After craniectomy, although intracranial pressure (ICP) is controlled, episodes of brain hypoxia might still occur. Cerebral hypoxia is an indicator of poor outcome independently of ICP and cerebral perfusion pressure. No study has systematically evaluated the incidence and characteristics of brain hypoxia after craniectomy.

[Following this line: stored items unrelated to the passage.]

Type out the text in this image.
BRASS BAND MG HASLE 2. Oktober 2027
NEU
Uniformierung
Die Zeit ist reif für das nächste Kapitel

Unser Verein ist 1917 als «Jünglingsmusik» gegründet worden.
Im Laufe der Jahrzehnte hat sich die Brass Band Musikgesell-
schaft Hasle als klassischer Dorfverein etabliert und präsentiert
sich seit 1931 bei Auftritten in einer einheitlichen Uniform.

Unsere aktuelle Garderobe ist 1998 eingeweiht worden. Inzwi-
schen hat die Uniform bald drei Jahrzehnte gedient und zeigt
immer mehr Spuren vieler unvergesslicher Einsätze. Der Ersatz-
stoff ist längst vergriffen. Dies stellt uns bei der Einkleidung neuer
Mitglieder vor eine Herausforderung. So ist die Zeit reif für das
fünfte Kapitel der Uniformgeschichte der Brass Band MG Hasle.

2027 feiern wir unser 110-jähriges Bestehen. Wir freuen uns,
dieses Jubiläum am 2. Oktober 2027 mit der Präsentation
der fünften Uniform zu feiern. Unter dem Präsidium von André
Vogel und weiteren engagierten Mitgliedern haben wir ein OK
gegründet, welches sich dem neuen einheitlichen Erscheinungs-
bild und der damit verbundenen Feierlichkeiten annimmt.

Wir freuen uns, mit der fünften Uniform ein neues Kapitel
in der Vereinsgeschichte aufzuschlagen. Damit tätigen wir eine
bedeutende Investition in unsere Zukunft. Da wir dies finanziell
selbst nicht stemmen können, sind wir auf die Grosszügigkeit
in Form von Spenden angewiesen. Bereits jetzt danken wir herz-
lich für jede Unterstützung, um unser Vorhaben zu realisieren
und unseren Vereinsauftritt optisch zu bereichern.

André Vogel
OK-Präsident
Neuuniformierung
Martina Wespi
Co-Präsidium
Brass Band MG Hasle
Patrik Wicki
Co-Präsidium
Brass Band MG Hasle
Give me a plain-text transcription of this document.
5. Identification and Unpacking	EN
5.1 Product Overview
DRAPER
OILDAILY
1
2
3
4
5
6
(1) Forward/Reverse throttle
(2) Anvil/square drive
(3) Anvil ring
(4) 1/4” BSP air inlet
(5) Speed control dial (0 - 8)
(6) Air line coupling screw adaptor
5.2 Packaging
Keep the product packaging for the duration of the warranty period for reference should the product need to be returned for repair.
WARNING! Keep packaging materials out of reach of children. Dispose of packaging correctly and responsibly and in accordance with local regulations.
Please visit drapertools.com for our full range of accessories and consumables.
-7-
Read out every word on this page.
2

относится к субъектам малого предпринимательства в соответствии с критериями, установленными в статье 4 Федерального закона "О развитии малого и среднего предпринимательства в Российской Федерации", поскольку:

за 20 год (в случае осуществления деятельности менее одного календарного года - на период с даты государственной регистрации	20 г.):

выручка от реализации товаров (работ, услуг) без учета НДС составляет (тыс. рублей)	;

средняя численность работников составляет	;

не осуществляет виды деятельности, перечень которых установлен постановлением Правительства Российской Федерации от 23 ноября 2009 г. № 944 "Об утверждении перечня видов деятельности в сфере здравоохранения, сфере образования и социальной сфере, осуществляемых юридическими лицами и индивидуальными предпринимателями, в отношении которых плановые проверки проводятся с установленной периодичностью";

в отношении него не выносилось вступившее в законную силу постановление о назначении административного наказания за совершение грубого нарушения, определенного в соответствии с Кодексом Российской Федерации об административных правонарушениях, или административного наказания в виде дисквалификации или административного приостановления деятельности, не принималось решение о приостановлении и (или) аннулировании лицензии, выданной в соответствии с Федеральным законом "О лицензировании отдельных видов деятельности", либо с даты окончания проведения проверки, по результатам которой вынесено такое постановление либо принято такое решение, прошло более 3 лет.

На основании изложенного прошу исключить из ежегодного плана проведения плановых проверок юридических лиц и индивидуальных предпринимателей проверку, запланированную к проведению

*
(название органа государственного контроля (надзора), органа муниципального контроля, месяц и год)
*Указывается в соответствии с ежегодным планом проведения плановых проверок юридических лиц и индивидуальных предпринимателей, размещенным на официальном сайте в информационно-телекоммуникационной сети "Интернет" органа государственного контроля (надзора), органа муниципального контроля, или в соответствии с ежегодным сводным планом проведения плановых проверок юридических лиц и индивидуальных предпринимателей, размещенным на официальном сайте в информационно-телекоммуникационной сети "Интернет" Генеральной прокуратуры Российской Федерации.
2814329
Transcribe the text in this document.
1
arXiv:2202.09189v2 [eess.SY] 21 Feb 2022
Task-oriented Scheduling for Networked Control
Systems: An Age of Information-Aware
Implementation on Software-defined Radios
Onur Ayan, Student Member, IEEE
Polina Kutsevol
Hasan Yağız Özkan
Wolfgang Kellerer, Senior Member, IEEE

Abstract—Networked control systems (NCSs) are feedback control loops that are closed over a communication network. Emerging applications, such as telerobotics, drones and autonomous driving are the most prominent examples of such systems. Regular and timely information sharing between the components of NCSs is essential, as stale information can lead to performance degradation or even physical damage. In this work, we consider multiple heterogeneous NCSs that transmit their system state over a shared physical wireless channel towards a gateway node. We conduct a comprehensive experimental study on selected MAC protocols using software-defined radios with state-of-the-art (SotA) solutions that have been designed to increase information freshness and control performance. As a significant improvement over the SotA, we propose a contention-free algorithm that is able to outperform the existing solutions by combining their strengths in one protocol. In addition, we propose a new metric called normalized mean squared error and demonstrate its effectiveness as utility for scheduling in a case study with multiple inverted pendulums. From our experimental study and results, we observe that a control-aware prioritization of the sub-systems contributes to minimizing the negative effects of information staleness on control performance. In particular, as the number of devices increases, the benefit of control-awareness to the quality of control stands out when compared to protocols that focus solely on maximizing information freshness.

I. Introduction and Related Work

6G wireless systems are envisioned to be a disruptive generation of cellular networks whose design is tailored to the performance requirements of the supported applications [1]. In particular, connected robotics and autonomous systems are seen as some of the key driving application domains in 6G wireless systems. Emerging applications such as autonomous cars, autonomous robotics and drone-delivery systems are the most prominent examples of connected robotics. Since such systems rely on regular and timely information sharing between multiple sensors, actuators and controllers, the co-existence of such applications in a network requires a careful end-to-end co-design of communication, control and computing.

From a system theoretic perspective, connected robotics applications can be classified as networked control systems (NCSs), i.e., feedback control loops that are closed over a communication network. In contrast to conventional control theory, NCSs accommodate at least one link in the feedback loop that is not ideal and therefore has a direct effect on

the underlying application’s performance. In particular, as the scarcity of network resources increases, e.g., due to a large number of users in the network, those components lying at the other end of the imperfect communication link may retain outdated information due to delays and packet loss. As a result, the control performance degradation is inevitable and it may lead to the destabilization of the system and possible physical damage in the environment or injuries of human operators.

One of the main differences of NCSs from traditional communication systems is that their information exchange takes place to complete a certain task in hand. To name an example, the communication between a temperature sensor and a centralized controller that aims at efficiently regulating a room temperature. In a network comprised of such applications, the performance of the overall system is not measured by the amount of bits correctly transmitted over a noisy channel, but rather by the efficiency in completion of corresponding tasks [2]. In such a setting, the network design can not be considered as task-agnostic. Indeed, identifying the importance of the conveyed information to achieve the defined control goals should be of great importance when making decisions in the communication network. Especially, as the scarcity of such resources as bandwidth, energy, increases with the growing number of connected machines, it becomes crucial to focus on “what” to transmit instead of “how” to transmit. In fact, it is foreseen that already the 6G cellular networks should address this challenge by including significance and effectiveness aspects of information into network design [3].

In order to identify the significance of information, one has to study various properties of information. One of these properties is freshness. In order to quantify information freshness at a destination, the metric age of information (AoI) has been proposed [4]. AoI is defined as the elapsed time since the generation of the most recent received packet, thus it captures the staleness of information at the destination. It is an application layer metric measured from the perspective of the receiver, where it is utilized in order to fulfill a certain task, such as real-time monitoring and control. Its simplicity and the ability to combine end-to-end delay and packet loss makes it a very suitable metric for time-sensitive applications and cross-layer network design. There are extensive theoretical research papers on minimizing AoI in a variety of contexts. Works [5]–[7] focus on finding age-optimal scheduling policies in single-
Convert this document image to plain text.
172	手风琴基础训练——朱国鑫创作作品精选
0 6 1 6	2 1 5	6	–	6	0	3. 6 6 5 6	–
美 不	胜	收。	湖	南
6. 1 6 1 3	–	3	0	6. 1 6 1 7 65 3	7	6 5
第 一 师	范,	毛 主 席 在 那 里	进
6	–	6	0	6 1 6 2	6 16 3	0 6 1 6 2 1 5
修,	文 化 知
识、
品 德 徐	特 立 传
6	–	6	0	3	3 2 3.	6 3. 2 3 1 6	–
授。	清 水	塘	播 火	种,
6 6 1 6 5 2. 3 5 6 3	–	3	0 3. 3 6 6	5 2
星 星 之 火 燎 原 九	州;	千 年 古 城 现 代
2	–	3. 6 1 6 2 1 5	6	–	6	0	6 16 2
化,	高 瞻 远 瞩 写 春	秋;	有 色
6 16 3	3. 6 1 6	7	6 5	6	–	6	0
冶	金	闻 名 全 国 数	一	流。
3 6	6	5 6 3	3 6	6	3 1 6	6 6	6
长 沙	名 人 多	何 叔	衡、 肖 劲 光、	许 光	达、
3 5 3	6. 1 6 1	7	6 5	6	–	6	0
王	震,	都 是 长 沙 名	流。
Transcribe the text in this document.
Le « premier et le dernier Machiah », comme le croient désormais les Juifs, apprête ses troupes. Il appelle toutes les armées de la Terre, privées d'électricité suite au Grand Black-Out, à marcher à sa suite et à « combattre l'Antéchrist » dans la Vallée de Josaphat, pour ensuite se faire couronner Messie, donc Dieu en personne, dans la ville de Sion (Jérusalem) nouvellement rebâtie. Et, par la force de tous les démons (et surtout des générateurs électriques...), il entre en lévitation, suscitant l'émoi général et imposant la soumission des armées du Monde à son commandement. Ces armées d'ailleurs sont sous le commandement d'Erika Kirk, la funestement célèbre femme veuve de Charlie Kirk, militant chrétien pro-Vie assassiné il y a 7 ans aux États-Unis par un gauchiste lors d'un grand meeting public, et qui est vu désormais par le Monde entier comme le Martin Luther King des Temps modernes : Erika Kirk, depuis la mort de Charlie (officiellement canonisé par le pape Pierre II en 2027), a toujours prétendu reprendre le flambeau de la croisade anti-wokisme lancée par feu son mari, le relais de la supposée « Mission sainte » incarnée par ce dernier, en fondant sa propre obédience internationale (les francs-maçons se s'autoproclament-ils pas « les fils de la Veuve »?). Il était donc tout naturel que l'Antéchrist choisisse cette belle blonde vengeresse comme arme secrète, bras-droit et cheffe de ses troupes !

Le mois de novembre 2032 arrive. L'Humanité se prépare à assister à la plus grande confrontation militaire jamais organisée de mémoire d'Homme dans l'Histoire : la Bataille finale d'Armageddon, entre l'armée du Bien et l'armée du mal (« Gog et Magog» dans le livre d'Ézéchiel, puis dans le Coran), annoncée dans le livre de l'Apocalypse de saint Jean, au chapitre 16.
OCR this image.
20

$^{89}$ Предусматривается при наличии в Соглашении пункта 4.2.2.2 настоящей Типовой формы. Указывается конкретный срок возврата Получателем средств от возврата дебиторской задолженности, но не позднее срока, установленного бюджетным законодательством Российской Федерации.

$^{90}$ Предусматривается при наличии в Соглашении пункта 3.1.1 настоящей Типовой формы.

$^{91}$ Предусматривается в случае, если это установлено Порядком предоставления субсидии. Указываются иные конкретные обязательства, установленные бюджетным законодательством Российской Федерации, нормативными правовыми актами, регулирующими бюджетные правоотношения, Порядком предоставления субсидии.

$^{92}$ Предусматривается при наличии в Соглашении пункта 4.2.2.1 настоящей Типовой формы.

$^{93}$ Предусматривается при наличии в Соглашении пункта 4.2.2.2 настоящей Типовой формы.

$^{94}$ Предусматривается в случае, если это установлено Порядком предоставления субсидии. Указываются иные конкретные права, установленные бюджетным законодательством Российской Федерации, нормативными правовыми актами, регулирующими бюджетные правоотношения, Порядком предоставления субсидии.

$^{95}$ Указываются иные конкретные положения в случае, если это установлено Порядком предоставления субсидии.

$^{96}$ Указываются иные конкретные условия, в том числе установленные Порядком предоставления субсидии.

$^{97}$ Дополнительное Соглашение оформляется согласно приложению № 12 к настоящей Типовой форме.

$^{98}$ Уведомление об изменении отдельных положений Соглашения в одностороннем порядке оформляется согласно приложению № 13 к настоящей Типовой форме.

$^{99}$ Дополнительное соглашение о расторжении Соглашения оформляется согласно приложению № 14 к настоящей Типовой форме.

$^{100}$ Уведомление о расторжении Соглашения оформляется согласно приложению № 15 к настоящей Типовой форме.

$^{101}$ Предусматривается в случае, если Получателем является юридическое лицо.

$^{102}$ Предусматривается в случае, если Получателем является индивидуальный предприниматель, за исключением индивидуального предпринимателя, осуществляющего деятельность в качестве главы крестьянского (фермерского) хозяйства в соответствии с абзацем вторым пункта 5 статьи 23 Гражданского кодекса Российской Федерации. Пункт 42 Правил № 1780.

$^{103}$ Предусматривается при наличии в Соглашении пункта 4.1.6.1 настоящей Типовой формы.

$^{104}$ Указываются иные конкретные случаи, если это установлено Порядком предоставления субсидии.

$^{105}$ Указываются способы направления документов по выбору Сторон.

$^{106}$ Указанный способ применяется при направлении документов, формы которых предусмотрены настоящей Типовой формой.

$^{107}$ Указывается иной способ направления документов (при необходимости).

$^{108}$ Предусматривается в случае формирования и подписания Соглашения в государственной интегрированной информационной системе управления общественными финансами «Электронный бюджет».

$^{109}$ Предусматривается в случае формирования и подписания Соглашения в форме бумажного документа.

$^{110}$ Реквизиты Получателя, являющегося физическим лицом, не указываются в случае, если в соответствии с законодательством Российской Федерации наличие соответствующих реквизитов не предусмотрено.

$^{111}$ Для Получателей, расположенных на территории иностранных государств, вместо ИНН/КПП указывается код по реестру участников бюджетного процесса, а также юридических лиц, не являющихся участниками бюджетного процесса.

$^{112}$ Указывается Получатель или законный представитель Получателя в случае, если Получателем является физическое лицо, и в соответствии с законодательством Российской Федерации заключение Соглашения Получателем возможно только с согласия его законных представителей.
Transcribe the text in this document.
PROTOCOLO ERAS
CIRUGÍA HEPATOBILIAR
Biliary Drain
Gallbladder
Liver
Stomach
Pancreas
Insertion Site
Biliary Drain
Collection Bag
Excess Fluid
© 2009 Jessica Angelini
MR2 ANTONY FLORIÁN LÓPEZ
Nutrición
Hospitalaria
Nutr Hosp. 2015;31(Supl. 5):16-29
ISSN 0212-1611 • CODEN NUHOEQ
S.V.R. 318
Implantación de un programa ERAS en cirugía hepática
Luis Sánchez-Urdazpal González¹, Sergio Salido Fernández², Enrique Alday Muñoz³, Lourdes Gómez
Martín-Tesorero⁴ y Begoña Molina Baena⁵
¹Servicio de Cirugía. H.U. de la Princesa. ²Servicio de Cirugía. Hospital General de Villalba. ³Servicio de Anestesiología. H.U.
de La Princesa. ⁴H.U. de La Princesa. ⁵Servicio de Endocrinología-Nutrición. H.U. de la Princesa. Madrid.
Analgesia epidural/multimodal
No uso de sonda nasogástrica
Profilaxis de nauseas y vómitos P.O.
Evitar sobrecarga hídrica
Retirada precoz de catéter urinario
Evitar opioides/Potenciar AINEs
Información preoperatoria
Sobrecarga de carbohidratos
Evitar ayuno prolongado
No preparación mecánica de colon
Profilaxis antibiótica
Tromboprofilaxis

The authors’ objective was to describe the incidence and characteristics of brain hypoxia after craniectomy.


The authors included 25 consecutive patients who underwent a craniectomy after traumatic brain injury or intracerebral hemorrhage and who were monitored afterward with a brain tissue oxygen pressure monitor.


The frequency of hypoxic values after surgery was 14.6% despite ICP being controlled. Patients had a mean of 18 ± 23 hypoxic episodes. Endotracheal (ET) secretions (17.4%), low cerebral perfusion pressure (10.3%), and mobilizing the patient (8.6%) were the most common causes identified. Elevated ICP was rarely identified as the cause of hypoxia (4%). No cause of cerebral hypoxia could be determined 31.2% of the time. Effective treatments that were mainly used included sedation/analgesia (20.8%), ET secretion suctioning (15.4%), and increase in fraction of inspired oxygen or positive end-expiratory pressure (14.1%).


Cerebral hypoxia is common after craniectomy, despite ICP being controlled. ET secretion and patient mobilization are common causes that are easily treatable and often not identified by standard monitoring. These results suggest that monitoring should be pursued even if ICP is controlled. The authors’ findings might provide a hypothesis to explain the poor functional outcome in the recent randomized controlled trials on craniectomy after traumatic brain injury where in which brain tissue oxygen pressure was not measured.